One in three buyers of new cars in Ireland is using a form of finance that is entirely unregulated.
Consumer protection authorities say they have concerns about the regulation of personal contract plans (PCPs) and they have “raised the issue of further regulation” with the Department of Finance and the Central Bank.
PCPs are an increasingly popular form of finance for people looking to buy new cars. They are a form of hire purchase agreement and also require payment of an upfront deposit. But they are more attractive to consumers because they offer lower monthly payments – albeit with a "balloon" payment, formally known as a "guaranteed measure of future value" at the end of a three- or five-year term.
This balloon payment is generally about one-third of the total purchase cost of the car but can be higher. The consumer only owns the car after this final payment is made.
PCPs can also contain significant provisions in the “small print”, including limits on mileage and requirements to have the car serviced by dealers for the duration of the three- to five-year term of the agreement.
The Competition and Consumer Protection Commission (CCPC) does not regulate the sale of PCPs – though it is responsible for the authorisation of credit intermediaries – and nor does the Central Bank.
The bank only regulates banks. Several motor manufacturers, including Volkswagen and BMW, have inhouse banking operations established to finance vehicle purchase. Volkswagen said that, in relation to its new cars, 39.4 per cent are financed through Volkswagen Bank.
Subprime car loans
Industry sources say that PCPs now account for close to one-third of the market. However, as the Central Bank does not release statistics on PCP financing, it is difficult to get a precise fix on the scale of lending through such channels.
Concern has been brewing worldwide that subprime car loans could cause problems in the car financing market.
The CCPC has said that some car finance products are not necessarily transparent, meaning “some consumers could take out a product, which may not be affordable, or in their best interests in the long term”.
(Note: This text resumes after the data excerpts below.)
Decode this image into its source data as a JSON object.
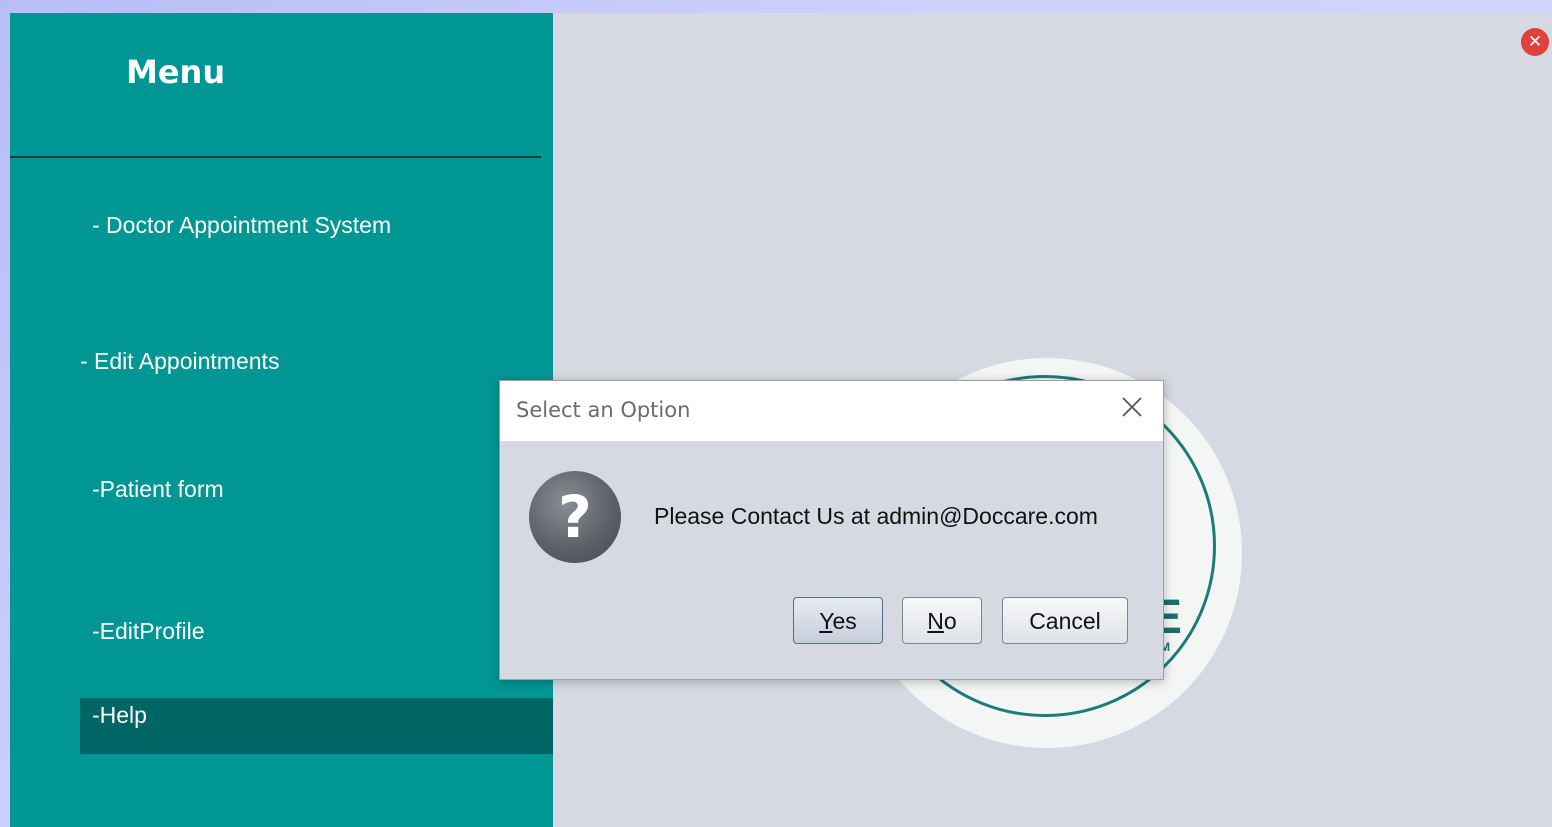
{
  "sidebar": {
    "title": "Menu",
    "items": [
      {
        "label": "- Doctor Appointment System"
      },
      {
        "label": "- Edit Appointments"
      },
      {
        "label": "-Patient form"
      },
      {
        "label": "-EditProfile"
      },
      {
        "label": "-Help",
        "active": true
      }
    ]
  },
  "logo": {
    "letter": "E",
    "letter_small": "M"
  },
  "dialog": {
    "title": "Select an Option",
    "message": "Please Contact Us at admin@Doccare.com",
    "icon": "question-icon",
    "buttons": {
      "yes": {
        "mnemonic": "Y",
        "rest": "es"
      },
      "no": {
        "mnemonic": "N",
        "rest": "o"
      },
      "cancel": "Cancel"
    }
  },
  "window": {
    "close_icon": "close-icon"
  },
  "colors": {
    "sidebar": "#009694",
    "sidebar_active": "#006665",
    "content_bg": "#d6d9e1",
    "logo_ring": "#1a7d7a",
    "close_button": "#e0413c"
  }
}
While Max Warburton, an analyst at Bernstein Research, said in March he was "reasonably relaxed" about credit quality in the sector, he noted "lower credit score customers usually seek financing from independent lenders".
In the Irish market, subprime lenders have been picking up car finance business. In November 2016, Bluestone Asset Finance announced it had completed a €25 million securitisation of an Irish car finance portfolio. The company describes its customers as those who “are self-employed, have little or no credit history or who experienced financial difficulties during the financial crisis but can now demonstrate a stable income”.
Mr Warburton has said rising car sales have been driven by the expansion of car financing, noting some car finance products are structured in “clever ways”. “Leases, personal contract plans, balloon payments and all sorts of other fun and games have made vehicles appear easier to buy for the consumer,” he said.